For two weeks this summer, Congress engaged in some of the most inexcusable and indefensible grand-standing that I've ever witnessed. Due to partisan bickering over unrelated issues, the Federal Aviation Administration (FAA) was caught in the crossfire. It is incomprehensible as to why Congress has been unable to agree upon a long-term authorization of the FAA since 2007, thus requiring twenty-one extensions. Each of these short-term fixes - some lasting mere weeks -- has fostered an uncertainty and fear at the FAA that their operating authority may be abruptly halted, vital programs shuttered and workers furloughed. This fear was realized on July 22nd with a partial shutdown.
As a result, 4,000 federal FAA employees nationwide were immediately furloughed, with nearly 650 locally at the William J Hughes FAA Technical Center in Egg Harbor Township affected. Airport construction projects were shutdown, including those at the Millville and Cape May County airports, impacting approximately 70,000 construction workers nationwide. And countless contractors and subcontractors were issued stop-work orders on the aviation modernization project known as NEXTGEN, threatening the livelihood of their small businesses and progress on the critical initiative.
In South Jersey, twenty-seven such stop-work orders were issued, affecting hundreds of private employees who contract with the FAA. In one case the two week shutdown and lack of revenue proved too burdensome to overcome, thus causing the small business to permanently shutter and its employees laid-off. With more than 9 percent unemployment nationally and double-digit unemployment in much of South Jersey, this shutdown inflicted avoidable cuts against an already wounded economy. Furthermore, it cost the Airport & Airway Trust Fund approximately $400 million in federal airline taxes over the two weeks, thus impacting future FAA projects.

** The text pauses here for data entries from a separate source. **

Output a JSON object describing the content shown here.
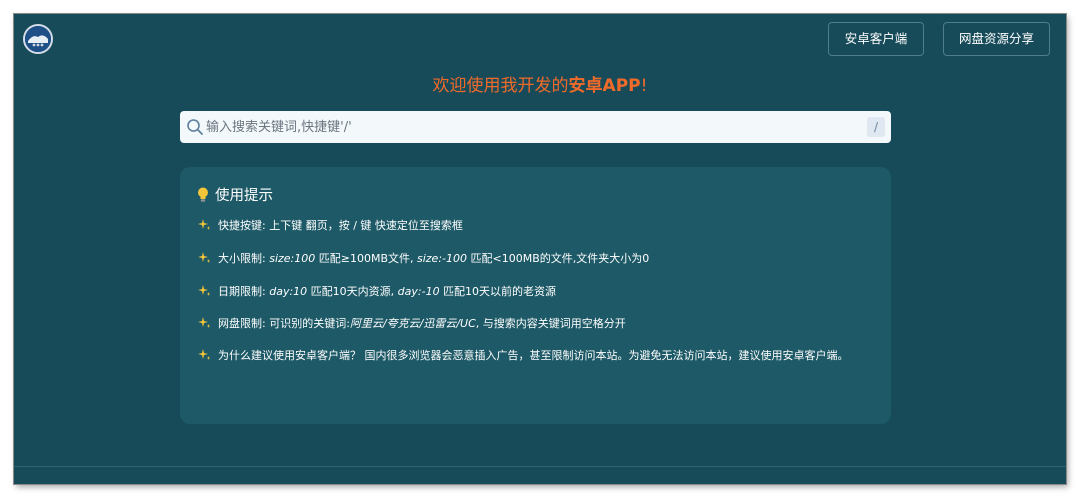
{
  "header": {
    "logo_icon": "app-logo-icon",
    "buttons": {
      "android_client": "安卓客户端",
      "netdisk_share": "网盘资源分享"
    }
  },
  "welcome": {
    "prefix": "欢迎使用我开发的",
    "highlight": "安卓APP",
    "suffix": "!"
  },
  "search": {
    "placeholder": "输入搜索关键词,快捷键'/'",
    "value": "",
    "shortcut": "/"
  },
  "tips": {
    "title": "使用提示",
    "items": [
      {
        "label": "快捷按键:",
        "text": " 上下键 翻页，按 / 键 快速定位至搜索框"
      },
      {
        "label": "大小限制:",
        "ex1": "size:100",
        "mid1": " 匹配≥100MB文件,",
        "ex2": "size:-100",
        "mid2": " 匹配<100MB的文件,文件夹大小为0"
      },
      {
        "label": "日期限制:",
        "ex1": "day:10",
        "mid1": " 匹配10天内资源,",
        "ex2": "day:-10",
        "mid2": " 匹配10天以前的老资源"
      },
      {
        "label": "网盘限制:",
        "text": " 可识别的关键词:",
        "ex1": "阿里云/夸克云/迅雷云/UC",
        "mid1": ", 与搜索内容关键词用空格分开"
      },
      {
        "text": "为什么建议使用安卓客户端？ 国内很多浏览器会恶意插入广告，甚至限制访问本站。为避免无法访问本站，建议使用安卓客户端。"
      }
    ]
  },
  "colors": {
    "background": "#174b59",
    "card": "#1d5966",
    "accent": "#f06a2a"
  }
}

From the beginning, I worked with House Speaker John Boehner, Transportation Secretary Ray LaHood and my colleagues in the House and Senate to broker a compromise and end the partial shutdown. I pressed upon them the disastrous economic and national security consequences of allowing the work -- and livelihoods -- of thousands of FAA employees, contractors and subcontractors assigned to NEXTGEN be delayed. Equally threatening to the development and implementation of NEXTGEN across our aviation transportation network is the lack of reliable federal funding. While the economic realities facing our nation call for serious belt-tightening and detailed examination of our budgets, the NEXTGEN project remains a cost-effective investment for taxpayers. What it lacks is a commitment by Congress to provide consistent funding year after year -- the type of funding a full four-year FAA authorization bill would provide.
The current FAA extension expires on September 16, thus leaving little time for Congress to consider and complete a full four-year authorization. While another extension will likely be required, this must be the last. We cannot continue this cycle of uncertainty for FAA employees and contractors working on the NEXTGEN project, nor consumers including the airlines who seek a safer, more efficient and more secure aviation network. It is in the nation's shared interest for Congress to complete a four-year authorization of the FAA; it is in South Jersey's significant interest to ensure the essential work on NEXTGEN is not further disrupted.